Maybe you’ve been asking yourself, “Should I tell my mother she has dementia?” (Physicians often leave that discussion up to family members instead of directly informing the patients of such diagnoses.)
Like so many other answers to questions like this, much depends on your family’s unique situation. It’s natural for families to worry about the potentially negative effects that divulging such information will have on their loved one. Conversely, withholding the information could eventually cause your parent to feel distrustful, and possibly even paranoid.
Ultimately, you will need to assess your loved one’s likely reaction and then decide when and how to talk to your parent about dementia. Bear in mind that your loved one may already be aware that something isn’t quite right. They may be relieved to know about their dementia diagnosis — especially if you can provide some positive solutions for moving forward.
Consider these recommended tips when talking with a parent about memory loss or dementia:
- Be patient. Show your parent that you are actively listening and want to understand their thoughts and feelings. It may take them a while to communicate what they want to say, so try not to interrupt. Encourage them to continue speaking. If your loved one can’t think of a word they’re trying to say, it may help to offer a guess, but first give them time to get there on their own. The key is to avoid unnecessary frustration.

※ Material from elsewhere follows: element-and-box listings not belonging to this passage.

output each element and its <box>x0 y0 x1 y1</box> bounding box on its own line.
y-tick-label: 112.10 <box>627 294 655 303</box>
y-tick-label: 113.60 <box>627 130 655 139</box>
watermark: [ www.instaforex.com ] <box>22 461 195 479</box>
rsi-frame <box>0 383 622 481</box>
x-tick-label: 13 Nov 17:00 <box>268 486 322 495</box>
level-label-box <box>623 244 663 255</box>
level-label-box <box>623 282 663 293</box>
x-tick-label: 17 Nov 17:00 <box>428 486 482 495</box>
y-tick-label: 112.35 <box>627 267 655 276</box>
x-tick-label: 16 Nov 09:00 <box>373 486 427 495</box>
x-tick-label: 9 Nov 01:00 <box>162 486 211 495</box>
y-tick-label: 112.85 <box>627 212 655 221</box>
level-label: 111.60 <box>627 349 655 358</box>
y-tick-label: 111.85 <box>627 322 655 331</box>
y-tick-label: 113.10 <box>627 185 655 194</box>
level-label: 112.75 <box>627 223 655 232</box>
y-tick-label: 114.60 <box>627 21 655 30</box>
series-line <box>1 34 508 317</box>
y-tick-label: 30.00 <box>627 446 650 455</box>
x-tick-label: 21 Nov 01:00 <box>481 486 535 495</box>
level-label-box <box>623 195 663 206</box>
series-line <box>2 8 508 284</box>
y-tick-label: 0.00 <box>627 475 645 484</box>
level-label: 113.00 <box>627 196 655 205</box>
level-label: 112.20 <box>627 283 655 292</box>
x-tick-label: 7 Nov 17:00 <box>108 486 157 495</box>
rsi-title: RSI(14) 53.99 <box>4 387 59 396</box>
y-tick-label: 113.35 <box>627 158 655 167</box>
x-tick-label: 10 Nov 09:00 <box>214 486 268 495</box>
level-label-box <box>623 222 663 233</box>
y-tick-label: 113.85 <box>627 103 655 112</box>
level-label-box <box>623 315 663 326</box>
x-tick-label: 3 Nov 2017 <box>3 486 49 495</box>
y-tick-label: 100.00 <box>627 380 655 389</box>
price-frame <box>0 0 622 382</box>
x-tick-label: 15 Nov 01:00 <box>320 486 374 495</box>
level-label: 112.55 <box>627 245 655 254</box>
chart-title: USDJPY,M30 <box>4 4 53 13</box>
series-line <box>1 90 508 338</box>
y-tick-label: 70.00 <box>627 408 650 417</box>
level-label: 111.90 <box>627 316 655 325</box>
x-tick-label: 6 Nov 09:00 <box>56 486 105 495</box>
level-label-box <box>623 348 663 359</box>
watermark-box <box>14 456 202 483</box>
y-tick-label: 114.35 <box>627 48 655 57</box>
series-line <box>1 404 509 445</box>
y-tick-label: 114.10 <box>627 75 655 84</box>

- Don’t argue or criticize. If your parent says something you disagree with, arguing with them probably won’t be productive. Nor will criticizing what they’ve said or correcting them. Instead, see if you can figure out what caused them to say what they did and respond to that. For instance, are they afraid? Put yourself in their shoes, if you can, and see how the situation looks from their perspective.
- Speak slowly, clearly and gently. People with dementia need more time to process information and form responses. Keep the conversation as simple as you can, using short sentences and plain language. Ask a question and then wait for them to reply. Be mindful of your tone, keeping it relaxed. If it seems that your parent hasn’t understood something you’ve asked, try asking again but in a simpler way.When possible, frame what you say as a positive instead of a negative. For example, rather than telling your parent, “Don’t do that,” offer an alternative. Realize that the dementia may cause your loved one to interpret what you say very literally.
- Reassure and comfort them. Let your parent know that they are not facing the future alone, that you and the rest of the family are there for support. This is a challenging time for your mother or father, so be kind. Reassure them that their safety and quality of life is a priority.
Comparing Memory Care Communities
As you begin looking at options for your parent’s future, you’ll want to make a checklist of what’s most important for a memory care community to have in order for your mother or father to be comfortable and safe.
There are considerable differences among memory care communities, but a basic checklist should include these features:
- A supportive, comprehensively trained staff
- Nutritious meals and snacks, with the option to accommodate special diets
- A secure environment designed to help residents navigate their own way and maintain some measure of independence
- A variety of activities and programs developed specifically for people with dementia to encourage mental stimulation and socialization
When contemplating how to tell mom she’s moving to memory care, be aware that the main concern most older adults have is the fear of abandonment. Reassure your loved one that you and other family members will continue to be there for them.
Although there’s no perfect answer for how to convince someone with dementia to move, you can focus on the positive aspects. Your loved one will have the help they need around the clock. They’ll be safe. And chances are they’ll be much more content.